Okay i am going to get that mobo right now i am looking around at AMD CPUS and seeing if i can find a good one that is either equivalent to the i3 or a quad core and is cheaper than the i3.
it's really up to you, the core performance of a i3 is better than it's amd counter part, but you can get a quad for the same price if you go amd and software that takes advantages of 4 core get more speed from amd.
bench (
phenom 2 X4 955 VS
i3 2100) : http://www.anandtech.com/bench/Product/88?vs=289
On the plus side for amd, their cpu are unlocked, they can easily be overclocked to close the gap when it comes to core performance.
If you look at this article, you'll see that the cpu you choose when it comes to gaming, doesn't really matter as most games are bottlenecked by the gpu anyway ( even with a hd7970), for the few games where the cpu has a stronger impact (satrcraft 2), you don't see a segregation between dual and quad cores because actual games doesn't take advantage of quad cores.

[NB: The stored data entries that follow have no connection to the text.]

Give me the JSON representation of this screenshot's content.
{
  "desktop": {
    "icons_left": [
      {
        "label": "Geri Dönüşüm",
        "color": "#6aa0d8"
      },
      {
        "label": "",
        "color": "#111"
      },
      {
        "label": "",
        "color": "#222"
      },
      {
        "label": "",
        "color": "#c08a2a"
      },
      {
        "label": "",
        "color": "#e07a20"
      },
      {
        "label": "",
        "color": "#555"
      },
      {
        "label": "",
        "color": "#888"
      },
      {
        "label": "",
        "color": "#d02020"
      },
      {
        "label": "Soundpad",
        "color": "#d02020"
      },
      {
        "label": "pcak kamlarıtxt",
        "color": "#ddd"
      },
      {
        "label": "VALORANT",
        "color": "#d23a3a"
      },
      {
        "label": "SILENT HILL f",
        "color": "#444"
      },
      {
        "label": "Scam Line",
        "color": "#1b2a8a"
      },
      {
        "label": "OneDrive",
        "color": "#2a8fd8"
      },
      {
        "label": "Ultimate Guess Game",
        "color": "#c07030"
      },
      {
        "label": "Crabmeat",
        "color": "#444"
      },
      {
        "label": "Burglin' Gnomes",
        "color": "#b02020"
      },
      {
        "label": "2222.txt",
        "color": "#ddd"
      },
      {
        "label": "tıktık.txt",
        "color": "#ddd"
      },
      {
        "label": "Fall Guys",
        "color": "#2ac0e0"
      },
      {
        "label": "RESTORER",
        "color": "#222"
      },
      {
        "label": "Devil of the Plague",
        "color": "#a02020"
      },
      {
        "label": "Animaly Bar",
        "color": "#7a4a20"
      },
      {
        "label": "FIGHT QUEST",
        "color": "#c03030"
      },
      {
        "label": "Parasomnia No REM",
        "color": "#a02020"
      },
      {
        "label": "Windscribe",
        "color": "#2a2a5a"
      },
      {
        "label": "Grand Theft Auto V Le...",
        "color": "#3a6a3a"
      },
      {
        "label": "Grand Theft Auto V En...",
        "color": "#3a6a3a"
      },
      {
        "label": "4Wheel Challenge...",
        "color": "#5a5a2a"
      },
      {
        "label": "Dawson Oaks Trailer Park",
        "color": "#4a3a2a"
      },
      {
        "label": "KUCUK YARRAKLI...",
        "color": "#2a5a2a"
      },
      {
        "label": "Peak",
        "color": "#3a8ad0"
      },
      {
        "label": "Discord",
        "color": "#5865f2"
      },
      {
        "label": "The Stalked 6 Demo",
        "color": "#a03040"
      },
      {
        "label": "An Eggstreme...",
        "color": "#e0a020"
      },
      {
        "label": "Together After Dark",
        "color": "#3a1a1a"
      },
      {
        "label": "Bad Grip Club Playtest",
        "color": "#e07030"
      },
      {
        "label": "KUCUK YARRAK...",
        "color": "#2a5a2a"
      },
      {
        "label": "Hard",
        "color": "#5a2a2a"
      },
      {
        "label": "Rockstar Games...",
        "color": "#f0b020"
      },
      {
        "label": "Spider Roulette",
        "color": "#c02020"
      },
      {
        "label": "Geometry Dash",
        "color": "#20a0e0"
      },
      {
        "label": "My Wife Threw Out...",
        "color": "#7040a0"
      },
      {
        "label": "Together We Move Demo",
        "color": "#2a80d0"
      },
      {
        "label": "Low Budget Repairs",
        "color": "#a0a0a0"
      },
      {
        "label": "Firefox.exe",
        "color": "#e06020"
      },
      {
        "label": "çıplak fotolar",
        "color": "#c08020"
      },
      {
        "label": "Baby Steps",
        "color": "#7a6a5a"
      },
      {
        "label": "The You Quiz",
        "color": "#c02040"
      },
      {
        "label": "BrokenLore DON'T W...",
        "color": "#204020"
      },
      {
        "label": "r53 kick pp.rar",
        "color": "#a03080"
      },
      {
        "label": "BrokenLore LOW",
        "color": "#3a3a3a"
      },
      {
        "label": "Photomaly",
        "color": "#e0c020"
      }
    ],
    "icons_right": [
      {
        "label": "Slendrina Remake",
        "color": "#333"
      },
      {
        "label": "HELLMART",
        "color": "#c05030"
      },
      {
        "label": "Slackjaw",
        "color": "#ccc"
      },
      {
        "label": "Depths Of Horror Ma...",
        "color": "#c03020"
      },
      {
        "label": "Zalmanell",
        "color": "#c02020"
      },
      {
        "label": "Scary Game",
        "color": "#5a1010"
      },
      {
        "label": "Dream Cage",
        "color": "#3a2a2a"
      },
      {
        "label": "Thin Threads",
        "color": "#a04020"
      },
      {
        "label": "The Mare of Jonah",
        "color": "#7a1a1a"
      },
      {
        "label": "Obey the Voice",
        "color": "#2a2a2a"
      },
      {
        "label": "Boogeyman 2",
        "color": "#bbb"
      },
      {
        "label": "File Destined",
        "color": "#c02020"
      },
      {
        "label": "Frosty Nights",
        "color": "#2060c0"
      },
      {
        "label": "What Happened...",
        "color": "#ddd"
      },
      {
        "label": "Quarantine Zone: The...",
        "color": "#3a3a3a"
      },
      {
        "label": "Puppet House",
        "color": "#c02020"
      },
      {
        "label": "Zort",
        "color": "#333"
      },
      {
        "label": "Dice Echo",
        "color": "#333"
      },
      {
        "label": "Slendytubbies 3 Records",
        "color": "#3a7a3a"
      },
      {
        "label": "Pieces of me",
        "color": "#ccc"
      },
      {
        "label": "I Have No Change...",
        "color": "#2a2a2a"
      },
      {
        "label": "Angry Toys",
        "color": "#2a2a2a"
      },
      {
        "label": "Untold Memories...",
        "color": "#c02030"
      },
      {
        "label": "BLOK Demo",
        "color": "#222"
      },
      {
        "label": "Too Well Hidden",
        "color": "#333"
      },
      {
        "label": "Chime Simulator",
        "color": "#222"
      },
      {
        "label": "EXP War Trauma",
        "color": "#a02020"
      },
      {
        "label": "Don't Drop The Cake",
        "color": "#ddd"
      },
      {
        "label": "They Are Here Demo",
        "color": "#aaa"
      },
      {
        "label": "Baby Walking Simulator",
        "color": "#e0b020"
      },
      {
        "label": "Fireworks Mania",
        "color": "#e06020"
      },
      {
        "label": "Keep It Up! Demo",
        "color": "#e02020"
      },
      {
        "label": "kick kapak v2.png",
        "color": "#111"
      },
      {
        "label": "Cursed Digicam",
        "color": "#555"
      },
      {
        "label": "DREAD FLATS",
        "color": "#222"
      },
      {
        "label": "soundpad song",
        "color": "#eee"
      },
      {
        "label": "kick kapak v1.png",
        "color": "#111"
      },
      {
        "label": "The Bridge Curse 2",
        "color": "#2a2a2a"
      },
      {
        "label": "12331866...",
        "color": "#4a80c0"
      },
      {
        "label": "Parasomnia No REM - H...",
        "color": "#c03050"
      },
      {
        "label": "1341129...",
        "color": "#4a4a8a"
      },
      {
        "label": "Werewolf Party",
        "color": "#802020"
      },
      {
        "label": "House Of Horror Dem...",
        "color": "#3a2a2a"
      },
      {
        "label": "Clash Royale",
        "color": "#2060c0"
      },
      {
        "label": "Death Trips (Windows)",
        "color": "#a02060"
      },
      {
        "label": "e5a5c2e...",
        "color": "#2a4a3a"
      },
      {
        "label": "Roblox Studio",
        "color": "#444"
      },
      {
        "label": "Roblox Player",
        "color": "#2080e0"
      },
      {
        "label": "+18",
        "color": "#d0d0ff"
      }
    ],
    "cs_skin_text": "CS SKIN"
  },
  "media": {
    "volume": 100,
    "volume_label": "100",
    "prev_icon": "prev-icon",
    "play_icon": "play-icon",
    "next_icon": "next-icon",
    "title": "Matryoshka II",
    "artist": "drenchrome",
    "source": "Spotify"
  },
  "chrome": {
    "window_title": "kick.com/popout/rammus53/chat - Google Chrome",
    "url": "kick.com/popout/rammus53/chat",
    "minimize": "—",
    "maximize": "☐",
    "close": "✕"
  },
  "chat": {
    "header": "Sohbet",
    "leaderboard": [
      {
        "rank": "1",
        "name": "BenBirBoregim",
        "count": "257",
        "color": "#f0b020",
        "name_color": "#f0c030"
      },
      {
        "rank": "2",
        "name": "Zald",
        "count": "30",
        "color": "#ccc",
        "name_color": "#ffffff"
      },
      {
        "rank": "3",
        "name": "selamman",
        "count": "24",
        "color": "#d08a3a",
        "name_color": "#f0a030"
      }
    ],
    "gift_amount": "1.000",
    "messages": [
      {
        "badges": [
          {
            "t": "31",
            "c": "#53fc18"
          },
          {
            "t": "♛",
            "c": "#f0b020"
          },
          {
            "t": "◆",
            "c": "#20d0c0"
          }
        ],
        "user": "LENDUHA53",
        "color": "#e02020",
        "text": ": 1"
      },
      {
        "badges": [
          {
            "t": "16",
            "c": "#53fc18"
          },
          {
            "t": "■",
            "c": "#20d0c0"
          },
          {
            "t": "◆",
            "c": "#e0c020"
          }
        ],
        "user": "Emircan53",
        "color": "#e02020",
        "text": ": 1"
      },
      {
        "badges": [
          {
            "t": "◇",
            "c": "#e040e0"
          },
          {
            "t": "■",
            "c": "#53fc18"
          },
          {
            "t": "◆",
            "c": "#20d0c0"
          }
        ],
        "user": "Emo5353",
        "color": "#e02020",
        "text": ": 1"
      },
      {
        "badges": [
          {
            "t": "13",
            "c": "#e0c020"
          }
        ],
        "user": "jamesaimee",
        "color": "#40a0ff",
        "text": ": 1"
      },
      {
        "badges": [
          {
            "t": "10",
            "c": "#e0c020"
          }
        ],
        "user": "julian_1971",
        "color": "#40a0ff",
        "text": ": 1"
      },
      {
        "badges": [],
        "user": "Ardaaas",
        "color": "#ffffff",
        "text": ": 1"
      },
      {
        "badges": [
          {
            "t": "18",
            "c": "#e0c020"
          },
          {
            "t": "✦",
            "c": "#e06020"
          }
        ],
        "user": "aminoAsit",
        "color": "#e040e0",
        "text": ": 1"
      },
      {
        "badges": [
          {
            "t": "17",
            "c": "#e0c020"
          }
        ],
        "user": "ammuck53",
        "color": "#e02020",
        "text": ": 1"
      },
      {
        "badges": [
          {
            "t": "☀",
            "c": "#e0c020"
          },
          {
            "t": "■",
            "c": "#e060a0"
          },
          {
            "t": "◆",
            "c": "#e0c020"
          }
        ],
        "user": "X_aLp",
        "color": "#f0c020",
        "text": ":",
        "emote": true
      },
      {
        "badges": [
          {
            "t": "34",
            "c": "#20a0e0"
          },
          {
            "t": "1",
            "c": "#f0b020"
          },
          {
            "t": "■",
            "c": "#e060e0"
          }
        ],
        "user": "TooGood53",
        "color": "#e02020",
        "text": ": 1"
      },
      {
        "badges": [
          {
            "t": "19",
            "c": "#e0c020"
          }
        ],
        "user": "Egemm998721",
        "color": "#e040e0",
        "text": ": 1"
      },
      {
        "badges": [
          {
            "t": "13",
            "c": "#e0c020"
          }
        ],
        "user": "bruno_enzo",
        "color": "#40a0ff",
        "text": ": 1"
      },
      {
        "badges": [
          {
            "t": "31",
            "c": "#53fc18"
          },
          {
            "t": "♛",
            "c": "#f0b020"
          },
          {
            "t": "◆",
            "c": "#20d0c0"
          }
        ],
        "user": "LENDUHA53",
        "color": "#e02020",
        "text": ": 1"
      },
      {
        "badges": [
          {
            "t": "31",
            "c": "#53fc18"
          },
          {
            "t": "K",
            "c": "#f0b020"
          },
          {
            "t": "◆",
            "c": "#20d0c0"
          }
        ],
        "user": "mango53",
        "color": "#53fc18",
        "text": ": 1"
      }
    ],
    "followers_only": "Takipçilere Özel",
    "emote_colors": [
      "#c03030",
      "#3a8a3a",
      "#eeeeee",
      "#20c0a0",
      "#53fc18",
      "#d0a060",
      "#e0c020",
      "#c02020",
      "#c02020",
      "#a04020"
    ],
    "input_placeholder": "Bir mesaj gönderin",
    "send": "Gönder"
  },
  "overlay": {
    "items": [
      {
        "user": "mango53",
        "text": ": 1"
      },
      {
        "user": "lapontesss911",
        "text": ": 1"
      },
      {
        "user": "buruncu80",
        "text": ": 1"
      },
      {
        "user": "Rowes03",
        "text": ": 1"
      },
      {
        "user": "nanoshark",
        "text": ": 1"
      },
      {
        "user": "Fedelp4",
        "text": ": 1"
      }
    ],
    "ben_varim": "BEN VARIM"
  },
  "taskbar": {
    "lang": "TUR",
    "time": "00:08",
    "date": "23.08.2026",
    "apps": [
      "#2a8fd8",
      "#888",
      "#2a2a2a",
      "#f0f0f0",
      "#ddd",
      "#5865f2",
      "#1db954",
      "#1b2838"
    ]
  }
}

http://www.tomshardware.com/reviews/gaming-fx-pentium-apu-benchmark,3120.html
the choice is this:
amd: quad from day 1, easy overclock (fx series has high OC potential) to close the performance gap. (12 core announced for next year)
Intel: cheap dual core today, upgrade to a quad next year (or the one after) - more core speed.
quad core optimized games: although some are starting to appear on the market, I don't think they'll be common for the coming year and dual core cpu should be able to run them without penalty. Quad core may become a necessity in 3 years from now, but the amd quad available today may not perform fast enough by then (far projection - hard to say exactly, from my experience of the past 10 years).
the question is whether the other things you do with your computer or the way you use it will take advantage of a quad core or not.